This helper class is no longer maintained, but it is also no longer required, and I don't recommend using it.
The parameters of the grid/random search can be fully specified using a list of parameter grid dictionaries:
pl = Pipeline([
('est', LinearSVC())
])
param_grid=[
{'est': [RandomForestClassifier()],'est__n_estimators':[5,10,25]},
{'est': [DecisionTreeClassifier()] },
]
a = GridSearchCV(pl,param_grid)
This way, every feature of this helper class can be modelled. The only benefit that this helper class would provide is to somewhat change the syntax, which may or may not be more clear to the user.
With this class, elements of a scikit pipeline can be hot-swapped for grid search, along with their parameters. This helper is specifically designed for the use with GridSearch, but also has been shown to work with RandomizedSearchCV (although not tested as thoroughly).

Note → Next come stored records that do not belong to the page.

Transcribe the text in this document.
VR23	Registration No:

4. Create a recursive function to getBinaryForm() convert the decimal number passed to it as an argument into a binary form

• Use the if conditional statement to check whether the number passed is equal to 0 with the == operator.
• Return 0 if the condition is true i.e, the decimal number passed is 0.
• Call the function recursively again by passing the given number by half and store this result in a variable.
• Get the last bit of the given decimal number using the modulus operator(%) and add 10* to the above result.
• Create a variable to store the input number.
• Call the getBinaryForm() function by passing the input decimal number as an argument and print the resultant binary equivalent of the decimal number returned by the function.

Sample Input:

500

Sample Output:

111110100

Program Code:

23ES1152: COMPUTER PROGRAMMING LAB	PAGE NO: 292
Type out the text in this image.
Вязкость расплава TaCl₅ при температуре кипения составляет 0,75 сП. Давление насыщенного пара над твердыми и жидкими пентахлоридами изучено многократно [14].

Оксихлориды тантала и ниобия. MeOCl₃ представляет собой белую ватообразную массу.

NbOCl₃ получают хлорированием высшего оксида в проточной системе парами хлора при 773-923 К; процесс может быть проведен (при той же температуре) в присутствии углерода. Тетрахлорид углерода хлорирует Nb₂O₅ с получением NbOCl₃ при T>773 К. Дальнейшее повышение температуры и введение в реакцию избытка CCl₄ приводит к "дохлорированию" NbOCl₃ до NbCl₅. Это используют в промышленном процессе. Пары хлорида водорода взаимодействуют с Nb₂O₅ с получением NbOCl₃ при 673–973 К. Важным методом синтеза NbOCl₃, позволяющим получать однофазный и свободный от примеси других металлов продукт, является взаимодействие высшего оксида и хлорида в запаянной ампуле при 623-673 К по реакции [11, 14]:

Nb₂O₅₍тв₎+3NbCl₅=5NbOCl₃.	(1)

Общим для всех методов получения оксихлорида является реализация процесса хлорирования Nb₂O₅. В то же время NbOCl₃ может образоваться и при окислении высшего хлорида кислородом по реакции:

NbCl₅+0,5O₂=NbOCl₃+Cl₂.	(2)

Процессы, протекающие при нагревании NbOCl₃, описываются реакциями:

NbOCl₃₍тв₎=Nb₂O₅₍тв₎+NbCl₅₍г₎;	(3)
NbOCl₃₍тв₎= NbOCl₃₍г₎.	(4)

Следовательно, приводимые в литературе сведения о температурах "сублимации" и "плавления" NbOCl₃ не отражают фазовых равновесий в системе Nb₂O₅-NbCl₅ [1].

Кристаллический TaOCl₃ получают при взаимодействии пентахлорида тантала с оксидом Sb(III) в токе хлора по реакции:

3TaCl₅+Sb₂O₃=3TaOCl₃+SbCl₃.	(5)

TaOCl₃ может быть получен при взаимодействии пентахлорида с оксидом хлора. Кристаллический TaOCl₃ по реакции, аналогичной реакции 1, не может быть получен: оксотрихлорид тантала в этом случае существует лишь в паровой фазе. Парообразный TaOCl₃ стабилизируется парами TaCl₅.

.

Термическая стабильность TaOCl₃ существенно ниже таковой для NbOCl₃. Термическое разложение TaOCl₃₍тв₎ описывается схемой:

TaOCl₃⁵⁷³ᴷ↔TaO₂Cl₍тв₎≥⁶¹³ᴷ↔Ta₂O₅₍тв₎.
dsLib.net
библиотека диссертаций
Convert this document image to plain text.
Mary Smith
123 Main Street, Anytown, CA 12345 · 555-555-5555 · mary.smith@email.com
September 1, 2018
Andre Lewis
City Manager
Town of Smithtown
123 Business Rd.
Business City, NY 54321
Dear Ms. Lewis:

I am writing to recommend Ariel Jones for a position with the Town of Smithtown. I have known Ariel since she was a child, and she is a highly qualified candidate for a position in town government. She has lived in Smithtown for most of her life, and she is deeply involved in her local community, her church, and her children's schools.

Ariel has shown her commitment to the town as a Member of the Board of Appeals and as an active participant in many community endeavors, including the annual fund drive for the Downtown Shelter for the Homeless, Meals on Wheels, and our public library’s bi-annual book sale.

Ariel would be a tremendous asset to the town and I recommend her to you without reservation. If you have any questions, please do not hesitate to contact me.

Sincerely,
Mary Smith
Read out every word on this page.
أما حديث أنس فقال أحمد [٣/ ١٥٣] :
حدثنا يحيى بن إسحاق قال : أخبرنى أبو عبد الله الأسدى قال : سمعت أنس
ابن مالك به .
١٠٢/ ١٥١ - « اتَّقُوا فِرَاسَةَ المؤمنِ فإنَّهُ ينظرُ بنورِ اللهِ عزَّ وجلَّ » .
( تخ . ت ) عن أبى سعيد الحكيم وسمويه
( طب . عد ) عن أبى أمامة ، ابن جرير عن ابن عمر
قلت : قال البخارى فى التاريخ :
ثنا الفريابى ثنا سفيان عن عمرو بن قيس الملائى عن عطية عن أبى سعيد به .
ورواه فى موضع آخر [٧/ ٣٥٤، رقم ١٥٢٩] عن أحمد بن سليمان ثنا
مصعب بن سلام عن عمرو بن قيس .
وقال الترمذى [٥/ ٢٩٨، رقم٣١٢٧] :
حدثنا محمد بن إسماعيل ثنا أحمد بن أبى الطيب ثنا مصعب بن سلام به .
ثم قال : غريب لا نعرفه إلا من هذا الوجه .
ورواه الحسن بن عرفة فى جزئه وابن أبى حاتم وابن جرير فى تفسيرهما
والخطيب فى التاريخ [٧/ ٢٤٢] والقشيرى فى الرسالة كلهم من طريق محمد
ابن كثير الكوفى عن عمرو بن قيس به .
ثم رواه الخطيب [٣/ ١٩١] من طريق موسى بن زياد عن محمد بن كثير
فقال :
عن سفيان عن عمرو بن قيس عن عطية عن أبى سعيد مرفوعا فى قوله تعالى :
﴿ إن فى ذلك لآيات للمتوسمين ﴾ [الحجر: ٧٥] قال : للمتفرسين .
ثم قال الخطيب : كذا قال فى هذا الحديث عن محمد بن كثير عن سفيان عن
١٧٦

This class provides the following features:
This can be useful in cases where a specific element of the pipeline requires additional preprocessing.
For example, the StandardScaler
class required the data to be dense, whereas the MaxAbsScaler
does not. To compare the two elements directly, the PipelineHelper can be used in the following fashion:
pipe = Pipeline([
('scaler', PipelineHelper([
('maxabs', MaxAbsScaler()),
('stdev', Pipeline([
('todense', FunctionTransformer(lambda x: x.todense(), allow_sparse=True)),
('std', StandardScaler()),
])),
]))
('svm', LinearSVC())
])
params = {
'scaler__selected_model': pipe.named_steps['scaler'].generate({
'maxabs__copy': [True, False],
'stdev__std__with_mean': [True, False],
...
}),
'svm__C': [0.1, 1.0],
}
If no parameters are provided for an element, the default parameters are used.
pipe = Pipeline([
('scaler', PipelineHelper([
('maxabs', MaxAbsScaler()),
('std', StandardScaler()),
]))
('svc', LinearSVC())
])
params = {
'scaler__selected_model': pipe.named_steps['scaler'].generate({
'stdev__std__with_mean': [True, False],
# MaxAbs will still be tested with default parameters
}),
'svm__C': [0.1, 1.0]
}
Not limited to intermediate Transformers:
pipe = Pipeline([
('scaler', MaxAbsScaler()),
('clf', PipelineHelper([
('svm', LinearSVC()),
('rf', RandomForestClassifier()),
])),
])
params = {
'clf__selected_model': pipe.named_steps['clf'].generate({
'svm__C': [0.1, 1.0],
'rf__n_estimators': [10, 50],
}),
}
grid = GridSearchCV(pipe, params, scoring='accuracy')
The project is now on PyPI, so it can be installed using:
pip install pipelinehelper
Then import it:
from pipelinehelper import PipelineHelper
- Nesting PipelineHelpers themselves does not work yet. I'm not sure how useful this would be.